Published online Jun 15, 2025. doi: 10.4239/wjd.v16.i6.104665
Revised: March 24, 2025
Accepted: May 7, 2025
Published online: June 15, 2025
Processing time: 168 Days and 9.8 Hours
Ferroptosis is a new type of programmed cell death caused by the accumulation of iron-dependent lipid peroxides, and it plays a role in the occurrence and progression of diverse diseases. Diabetic cardiomyopathy (DCM), a serious cardiovascular complication in patients with diabetes, eventually progresses to refractory heart failure (HF), which increases the risk of hospitalization for HF and cardiovascular death in patients with diabetes. Despite glycemic control, effective strategies to prevent DCM onset are currently lacking. Accumulating evidence suggests that ferroptosis is involved in oxidative stress, inflammation, and abnormal autophagy in diabetic myocardium, which plays an important role in myocardial apoptosis, hypertrophy, and cardiac fibrosis. The inhibition of ferroptosis can relieve DCM. Presently, ferroptosis inhibitors have been broadly suggested for the treatment of iron overload-related cardiomyopathy. This article reviewed relevant studies to offer a new therapeutic target for DCM.

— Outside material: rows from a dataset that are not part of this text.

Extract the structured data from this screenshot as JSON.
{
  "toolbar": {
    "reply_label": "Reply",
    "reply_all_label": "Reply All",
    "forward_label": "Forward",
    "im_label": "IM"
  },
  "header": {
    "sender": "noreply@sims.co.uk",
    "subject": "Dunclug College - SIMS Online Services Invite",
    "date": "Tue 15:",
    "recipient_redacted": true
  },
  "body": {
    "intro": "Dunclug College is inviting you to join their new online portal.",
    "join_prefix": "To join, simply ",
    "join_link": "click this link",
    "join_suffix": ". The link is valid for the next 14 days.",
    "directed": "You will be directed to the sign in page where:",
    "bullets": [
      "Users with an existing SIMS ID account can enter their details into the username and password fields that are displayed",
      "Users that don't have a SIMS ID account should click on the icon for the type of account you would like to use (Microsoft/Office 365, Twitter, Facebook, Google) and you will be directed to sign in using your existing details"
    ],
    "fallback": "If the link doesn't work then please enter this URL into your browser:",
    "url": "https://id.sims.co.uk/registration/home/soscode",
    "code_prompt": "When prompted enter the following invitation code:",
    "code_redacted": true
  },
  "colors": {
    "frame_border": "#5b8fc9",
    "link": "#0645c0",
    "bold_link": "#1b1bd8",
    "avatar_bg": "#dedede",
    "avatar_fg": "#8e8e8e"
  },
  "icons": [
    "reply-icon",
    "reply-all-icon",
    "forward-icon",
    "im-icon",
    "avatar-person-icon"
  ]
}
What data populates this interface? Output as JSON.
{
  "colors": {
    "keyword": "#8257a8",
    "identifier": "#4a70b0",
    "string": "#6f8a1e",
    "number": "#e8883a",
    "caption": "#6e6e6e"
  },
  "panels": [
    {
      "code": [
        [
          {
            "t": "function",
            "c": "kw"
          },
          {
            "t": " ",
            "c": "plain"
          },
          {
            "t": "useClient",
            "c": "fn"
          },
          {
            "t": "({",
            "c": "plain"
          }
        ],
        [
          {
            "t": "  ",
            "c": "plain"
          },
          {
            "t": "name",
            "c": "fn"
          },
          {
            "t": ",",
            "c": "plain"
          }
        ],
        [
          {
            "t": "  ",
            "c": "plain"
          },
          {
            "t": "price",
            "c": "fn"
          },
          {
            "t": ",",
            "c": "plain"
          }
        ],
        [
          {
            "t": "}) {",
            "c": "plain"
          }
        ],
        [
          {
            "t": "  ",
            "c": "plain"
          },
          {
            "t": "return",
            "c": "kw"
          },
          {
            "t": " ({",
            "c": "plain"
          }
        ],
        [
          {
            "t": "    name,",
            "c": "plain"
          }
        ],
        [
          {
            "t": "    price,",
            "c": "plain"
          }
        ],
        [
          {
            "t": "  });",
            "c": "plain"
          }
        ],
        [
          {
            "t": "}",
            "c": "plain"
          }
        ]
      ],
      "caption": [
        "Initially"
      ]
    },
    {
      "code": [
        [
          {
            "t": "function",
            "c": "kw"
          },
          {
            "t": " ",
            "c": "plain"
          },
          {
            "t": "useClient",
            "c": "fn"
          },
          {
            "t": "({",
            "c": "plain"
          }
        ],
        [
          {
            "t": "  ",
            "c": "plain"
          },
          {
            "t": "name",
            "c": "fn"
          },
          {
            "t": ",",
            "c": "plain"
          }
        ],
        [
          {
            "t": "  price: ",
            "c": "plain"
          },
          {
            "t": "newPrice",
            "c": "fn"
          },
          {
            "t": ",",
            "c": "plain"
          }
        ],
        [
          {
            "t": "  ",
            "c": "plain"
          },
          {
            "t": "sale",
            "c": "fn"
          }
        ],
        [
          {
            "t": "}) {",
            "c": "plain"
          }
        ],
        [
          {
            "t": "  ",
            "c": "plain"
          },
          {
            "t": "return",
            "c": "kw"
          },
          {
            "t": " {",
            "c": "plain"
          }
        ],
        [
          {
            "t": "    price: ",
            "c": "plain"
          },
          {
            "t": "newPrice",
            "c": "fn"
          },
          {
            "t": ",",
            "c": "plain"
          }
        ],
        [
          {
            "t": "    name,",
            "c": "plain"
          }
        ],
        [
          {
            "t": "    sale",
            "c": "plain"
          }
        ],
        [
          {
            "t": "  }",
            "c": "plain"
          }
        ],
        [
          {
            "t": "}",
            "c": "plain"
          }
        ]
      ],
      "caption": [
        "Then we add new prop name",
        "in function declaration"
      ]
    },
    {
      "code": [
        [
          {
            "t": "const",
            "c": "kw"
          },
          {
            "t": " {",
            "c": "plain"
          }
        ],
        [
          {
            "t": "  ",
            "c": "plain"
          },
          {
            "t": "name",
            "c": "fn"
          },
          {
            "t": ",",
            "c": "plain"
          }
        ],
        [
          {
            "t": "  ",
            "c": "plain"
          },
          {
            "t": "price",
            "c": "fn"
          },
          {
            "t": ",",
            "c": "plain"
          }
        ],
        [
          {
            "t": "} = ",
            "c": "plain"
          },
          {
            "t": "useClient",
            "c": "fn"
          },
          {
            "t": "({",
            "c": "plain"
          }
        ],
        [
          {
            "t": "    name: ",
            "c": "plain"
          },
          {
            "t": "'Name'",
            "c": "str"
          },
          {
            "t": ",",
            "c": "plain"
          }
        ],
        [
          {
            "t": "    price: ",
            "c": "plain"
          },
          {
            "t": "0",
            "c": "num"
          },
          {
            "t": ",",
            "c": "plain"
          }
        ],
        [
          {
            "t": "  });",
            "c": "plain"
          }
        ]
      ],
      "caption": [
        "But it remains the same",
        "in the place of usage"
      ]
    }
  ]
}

Core Tip: Ferroptosis, a form of iron-dependent programmed cell death, plays a key role in the development of diabetic cardiomyopathy (DCM), contributing to oxidative stress, inflammation, and myocardial damage. Inhibiting ferroptosis can potentially alleviate DCM and prevent its progression to heart failure. This emerging pathway offers a promising therapeutic target for DCM, providing new hope for the management of DCM.